Monday, October 22, 2012
Film Review: The Year My Voice Broke
Written & Directed By: John Duigan
Rating: (4/5 Stars)
Set in 1962 in New South Wales, Australia, this film opens on a light-hearted note and -- as one might expect -- turns a shade darker and more serious. On the cusp of puberty, Danny Embling (Noah Taylor of Shine and Red, White & Blue) falls for his childhood friend Freya (Leone Carmen). Meanwhile he struggles with raging hormones, bullies, and the tedium of small-town life.
Danny's rival for Freya's affections, Trevor (Ben Mendelsohn, of Animal Kingdom & Killing Them Softly), is an impulsive, slightly dim-witted jock. However, in a somewhat surprising twist, he earns Danny's affection by defending him from bullies and treating Freya more respectfully than one might expect.
This fairly predictable coming-of-age story is elevated by terrific performances by all three young leads. Noah Taylor especially shines. I also liked Danny's friendship with Freya, which shifted between the rough and tumble intimacy of childhood, sweet and tender affection, and anguished awkwardness.
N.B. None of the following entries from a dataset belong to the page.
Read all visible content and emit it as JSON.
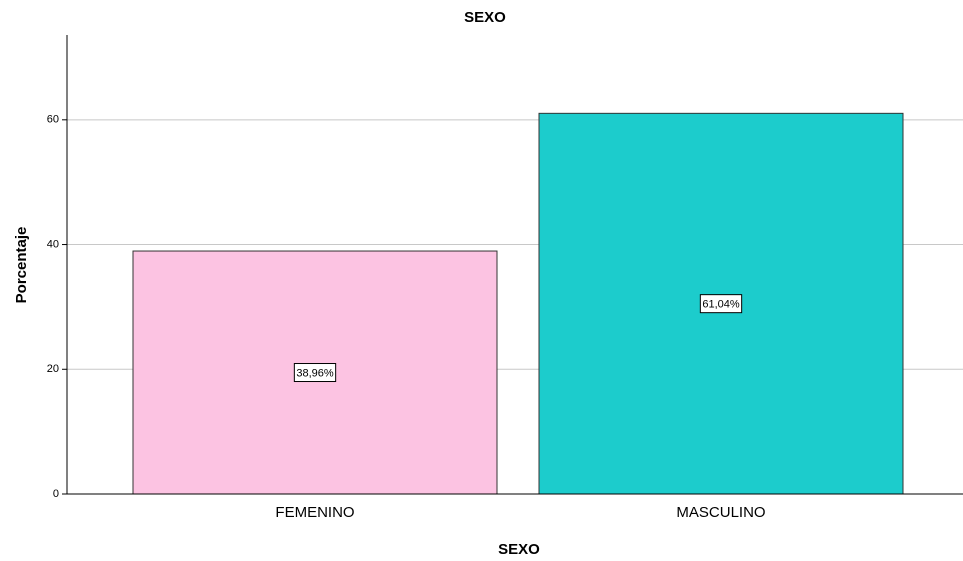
{
  "chart_data": {
    "type": "bar",
    "title": "SEXO",
    "x_label": "SEXO",
    "y_label": "Porcentaje",
    "categories": [
      "FEMENINO",
      "MASCULINO"
    ],
    "values": [
      38.96,
      61.04
    ],
    "value_labels": [
      "38,96%",
      "61,04%"
    ],
    "colors": [
      "#fcc3e2",
      "#1ccccc"
    ],
    "ylim": [
      0,
      73.6
    ],
    "yticks": [
      0,
      20,
      40,
      60
    ],
    "grid": true
  }
}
This took us into the territory of adolescence, sexual awakening, and first love in an honest and genuine way.
The cinematography is also lovely. Long, sweeping shots of rolling golden fields reminded me a bit of Terrence Malick's Days of Heaven, though less artistic and polished. I also loved the close-up shots of the main characters, especially Danny. They spoke volumes, spotlighting the tangled anguish, hope, and longing of adolescence.
The Year My Voice Broke also touches on sexual double standards and the mean-spirited harshness and hypocrisy that sometimes festers in small towns. I challenge you not to cringe when a middle-aged man refers to a long-dead girl as "the town bike." (Apparently, she let all the guys climb on her.) I can't reveal more without spoiling the story. I'll just say that it was 1962, and the feminist movement would come not one moment too soon.
This is, overall, a predictable coming-of-age movie. However, I recommend it for the terrific performances by a trio of young actors and its nuanced exploration of youthful friendship and love.
Have you seen this? What did you think?